Priority surgeries demand adds to wait time pressure

More Canadians are being referred for priority surgeries, which is increasing pressure on provinces trying to reduce wait times, says a new report.

Aging population increases number of patients with surgical priorities

More Canadians are being referred for priority surgeries, which is increasing pressure on provinces trying to reduce wait times, says a new report.

Thursday’s report from the Canadian Institute for Health Information, Wait Times for Priority Procedures in Canada, 2014, focuses on five priority areas for all provinces:

  • Knee replacement.
  • Hip replacement.
  • Hip fracture repair.
  • Cataract surgery.
  • Radiation therapy.

"Over the past three years, wait times for priority procedures have remained virtually unchanged, while the number of procedures has continued to rise," the report’s authors wrote.

"Ensuring that all patients receive priority procedures in a timely manner will continue to be a concern in the years ahead, especially since the number of patients continues to  grow."

Canadian doctors continued to meet higher demands, performing between five per cent and 17 per cent more procedures in 2013 than three years earlier.

Despite the effort, some patients are waiting longer than recommended.

For example, while half of patients received a knee replacement in 104 days, one out 10 waited 263 days or more.

Degenerative arthritis from the chronic breakdown of cartilage was the reason why 97 per cent of knee replacements were needed. The Arthritis Society notes degenerative arthritis is becoming increasingly common among those aged 55 to 65.

The Canadian Institute for Health Information says that for the first time, all provinces reported that at least 90 per cent of patients receiving radiation therapy were treated within 28 days.

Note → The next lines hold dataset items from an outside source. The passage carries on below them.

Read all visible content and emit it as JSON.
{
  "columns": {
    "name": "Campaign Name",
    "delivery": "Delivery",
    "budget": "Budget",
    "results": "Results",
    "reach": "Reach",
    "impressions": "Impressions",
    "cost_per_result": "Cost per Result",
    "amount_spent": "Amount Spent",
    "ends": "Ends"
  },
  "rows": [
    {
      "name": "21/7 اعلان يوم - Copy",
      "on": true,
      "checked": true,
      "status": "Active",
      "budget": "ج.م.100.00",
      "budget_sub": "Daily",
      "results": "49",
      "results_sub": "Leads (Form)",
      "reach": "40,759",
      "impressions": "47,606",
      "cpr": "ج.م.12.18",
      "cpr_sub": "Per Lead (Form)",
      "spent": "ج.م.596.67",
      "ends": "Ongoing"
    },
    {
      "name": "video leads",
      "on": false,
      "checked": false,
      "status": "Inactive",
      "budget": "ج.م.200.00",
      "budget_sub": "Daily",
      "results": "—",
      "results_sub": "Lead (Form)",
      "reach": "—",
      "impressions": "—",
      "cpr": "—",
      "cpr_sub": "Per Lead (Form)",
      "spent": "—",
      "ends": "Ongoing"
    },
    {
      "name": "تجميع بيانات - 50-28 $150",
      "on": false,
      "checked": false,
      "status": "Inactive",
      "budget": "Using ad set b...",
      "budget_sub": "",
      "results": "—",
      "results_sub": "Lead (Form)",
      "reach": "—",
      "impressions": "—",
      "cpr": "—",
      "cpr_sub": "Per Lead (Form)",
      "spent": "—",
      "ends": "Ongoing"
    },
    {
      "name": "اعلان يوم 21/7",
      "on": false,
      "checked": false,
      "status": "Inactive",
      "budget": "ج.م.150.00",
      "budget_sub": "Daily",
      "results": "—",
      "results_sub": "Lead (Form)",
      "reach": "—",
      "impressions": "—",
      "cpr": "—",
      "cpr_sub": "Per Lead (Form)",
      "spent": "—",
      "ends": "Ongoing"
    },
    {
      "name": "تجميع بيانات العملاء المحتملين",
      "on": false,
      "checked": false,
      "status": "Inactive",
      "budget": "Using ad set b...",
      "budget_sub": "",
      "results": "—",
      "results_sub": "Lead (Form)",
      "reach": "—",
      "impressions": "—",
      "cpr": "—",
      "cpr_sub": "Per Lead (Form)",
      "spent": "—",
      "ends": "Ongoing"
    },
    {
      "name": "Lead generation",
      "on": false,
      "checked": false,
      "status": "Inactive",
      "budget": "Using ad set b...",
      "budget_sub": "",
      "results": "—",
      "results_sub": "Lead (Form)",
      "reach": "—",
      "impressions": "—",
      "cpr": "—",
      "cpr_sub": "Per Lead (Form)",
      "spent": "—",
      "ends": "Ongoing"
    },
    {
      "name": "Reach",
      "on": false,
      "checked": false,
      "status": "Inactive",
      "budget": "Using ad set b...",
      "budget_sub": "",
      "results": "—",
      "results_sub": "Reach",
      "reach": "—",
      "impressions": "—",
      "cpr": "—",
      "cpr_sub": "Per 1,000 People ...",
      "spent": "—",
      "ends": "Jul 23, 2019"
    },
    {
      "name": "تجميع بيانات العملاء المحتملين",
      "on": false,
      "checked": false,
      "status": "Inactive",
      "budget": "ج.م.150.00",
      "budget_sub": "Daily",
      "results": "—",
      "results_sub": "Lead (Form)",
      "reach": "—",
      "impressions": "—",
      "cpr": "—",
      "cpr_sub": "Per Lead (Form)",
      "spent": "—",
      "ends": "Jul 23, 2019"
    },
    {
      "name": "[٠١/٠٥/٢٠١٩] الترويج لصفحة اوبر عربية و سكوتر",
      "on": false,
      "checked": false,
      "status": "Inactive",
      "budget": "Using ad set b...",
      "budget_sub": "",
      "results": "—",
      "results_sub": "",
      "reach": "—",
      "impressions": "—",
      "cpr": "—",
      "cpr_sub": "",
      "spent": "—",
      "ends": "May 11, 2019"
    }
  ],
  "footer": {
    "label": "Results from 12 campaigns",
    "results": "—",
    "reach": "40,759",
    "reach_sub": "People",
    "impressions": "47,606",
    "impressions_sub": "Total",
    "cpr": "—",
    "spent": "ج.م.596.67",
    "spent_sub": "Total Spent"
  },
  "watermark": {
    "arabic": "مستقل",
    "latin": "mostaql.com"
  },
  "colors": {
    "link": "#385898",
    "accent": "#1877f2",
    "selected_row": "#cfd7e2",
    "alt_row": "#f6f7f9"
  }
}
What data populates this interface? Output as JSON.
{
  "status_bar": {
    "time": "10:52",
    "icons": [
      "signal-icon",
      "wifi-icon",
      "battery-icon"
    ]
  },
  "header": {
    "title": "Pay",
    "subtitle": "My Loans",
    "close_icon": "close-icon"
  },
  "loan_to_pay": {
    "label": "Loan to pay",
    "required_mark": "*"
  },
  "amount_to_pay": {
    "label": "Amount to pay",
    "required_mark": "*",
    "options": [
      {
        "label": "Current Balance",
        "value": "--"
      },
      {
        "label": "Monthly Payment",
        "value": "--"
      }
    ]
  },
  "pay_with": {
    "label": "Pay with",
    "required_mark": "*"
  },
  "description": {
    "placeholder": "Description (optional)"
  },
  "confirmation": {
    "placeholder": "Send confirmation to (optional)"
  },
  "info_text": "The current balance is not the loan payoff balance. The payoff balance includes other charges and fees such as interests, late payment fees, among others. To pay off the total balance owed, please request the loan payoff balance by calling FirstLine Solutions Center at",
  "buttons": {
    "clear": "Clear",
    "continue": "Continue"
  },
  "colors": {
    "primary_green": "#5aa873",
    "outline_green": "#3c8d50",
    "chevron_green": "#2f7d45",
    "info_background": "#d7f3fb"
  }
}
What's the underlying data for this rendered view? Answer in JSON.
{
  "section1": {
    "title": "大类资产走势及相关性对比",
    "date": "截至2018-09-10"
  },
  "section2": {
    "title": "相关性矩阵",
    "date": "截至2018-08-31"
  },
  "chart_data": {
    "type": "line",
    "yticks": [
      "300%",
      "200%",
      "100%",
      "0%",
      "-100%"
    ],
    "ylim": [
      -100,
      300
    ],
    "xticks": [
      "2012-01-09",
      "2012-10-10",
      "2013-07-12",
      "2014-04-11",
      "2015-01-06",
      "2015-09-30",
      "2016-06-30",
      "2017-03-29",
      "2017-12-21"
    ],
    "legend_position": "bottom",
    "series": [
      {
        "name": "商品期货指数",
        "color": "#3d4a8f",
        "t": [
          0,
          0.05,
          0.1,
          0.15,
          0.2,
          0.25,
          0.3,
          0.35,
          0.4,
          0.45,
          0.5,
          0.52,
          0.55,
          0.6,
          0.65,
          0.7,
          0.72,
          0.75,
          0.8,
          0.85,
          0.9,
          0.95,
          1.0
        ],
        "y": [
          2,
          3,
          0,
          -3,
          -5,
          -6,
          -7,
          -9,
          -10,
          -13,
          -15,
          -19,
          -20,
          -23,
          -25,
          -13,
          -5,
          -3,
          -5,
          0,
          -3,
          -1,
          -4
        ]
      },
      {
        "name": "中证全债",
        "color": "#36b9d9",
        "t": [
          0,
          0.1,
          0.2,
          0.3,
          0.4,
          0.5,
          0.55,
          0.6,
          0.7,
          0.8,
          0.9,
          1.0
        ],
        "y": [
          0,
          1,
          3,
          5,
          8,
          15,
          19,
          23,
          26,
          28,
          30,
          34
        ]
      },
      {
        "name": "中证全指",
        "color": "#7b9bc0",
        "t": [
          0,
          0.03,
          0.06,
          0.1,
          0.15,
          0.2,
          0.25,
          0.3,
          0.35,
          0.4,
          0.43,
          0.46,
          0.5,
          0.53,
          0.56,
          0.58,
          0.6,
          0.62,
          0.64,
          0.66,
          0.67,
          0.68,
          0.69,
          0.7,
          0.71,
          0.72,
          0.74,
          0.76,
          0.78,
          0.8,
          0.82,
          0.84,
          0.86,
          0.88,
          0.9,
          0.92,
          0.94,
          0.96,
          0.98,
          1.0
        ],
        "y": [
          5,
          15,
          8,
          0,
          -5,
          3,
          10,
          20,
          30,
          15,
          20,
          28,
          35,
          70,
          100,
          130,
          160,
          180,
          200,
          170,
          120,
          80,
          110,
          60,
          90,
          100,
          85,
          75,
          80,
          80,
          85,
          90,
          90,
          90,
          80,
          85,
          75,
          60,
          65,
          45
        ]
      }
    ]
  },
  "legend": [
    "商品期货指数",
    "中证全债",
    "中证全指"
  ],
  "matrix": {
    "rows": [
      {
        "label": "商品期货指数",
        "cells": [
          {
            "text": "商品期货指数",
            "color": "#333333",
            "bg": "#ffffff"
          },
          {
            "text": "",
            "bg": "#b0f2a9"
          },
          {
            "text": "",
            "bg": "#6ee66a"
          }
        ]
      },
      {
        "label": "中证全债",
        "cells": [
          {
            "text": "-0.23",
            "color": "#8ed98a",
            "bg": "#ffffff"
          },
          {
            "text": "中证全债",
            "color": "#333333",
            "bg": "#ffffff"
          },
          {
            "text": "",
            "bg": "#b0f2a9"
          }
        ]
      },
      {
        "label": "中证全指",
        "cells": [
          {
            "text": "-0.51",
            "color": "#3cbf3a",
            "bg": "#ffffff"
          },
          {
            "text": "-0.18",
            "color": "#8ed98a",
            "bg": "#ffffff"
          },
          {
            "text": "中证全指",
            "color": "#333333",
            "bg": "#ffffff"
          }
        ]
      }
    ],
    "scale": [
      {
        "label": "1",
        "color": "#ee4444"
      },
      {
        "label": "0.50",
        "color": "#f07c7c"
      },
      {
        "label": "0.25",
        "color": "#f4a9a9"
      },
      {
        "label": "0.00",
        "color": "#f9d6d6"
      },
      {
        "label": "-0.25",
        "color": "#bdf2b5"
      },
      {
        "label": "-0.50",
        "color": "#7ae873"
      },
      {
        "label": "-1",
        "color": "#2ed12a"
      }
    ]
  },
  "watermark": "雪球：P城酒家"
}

Provinces are now turning to other cancer areas, such as cancer surgery wait times. Half of breast cancer surgery patients were treated in less than three weeks. Prostate cancer surgery patients waited longer than other cancer surgery patients, although the growing popularity of "watchful waiting" suggests men may have similar survival rates for the often slow-growing malignancy.

Over the last three years for cataract surgery, P.E.I., Ontario and Manitoba saw a decline in the proportion receiving the procedure within the 16-week benchmark for the procedure while Newfoundland and Labrador, Nova Scotia, Saskatchewan, Alberta and B.C. improved.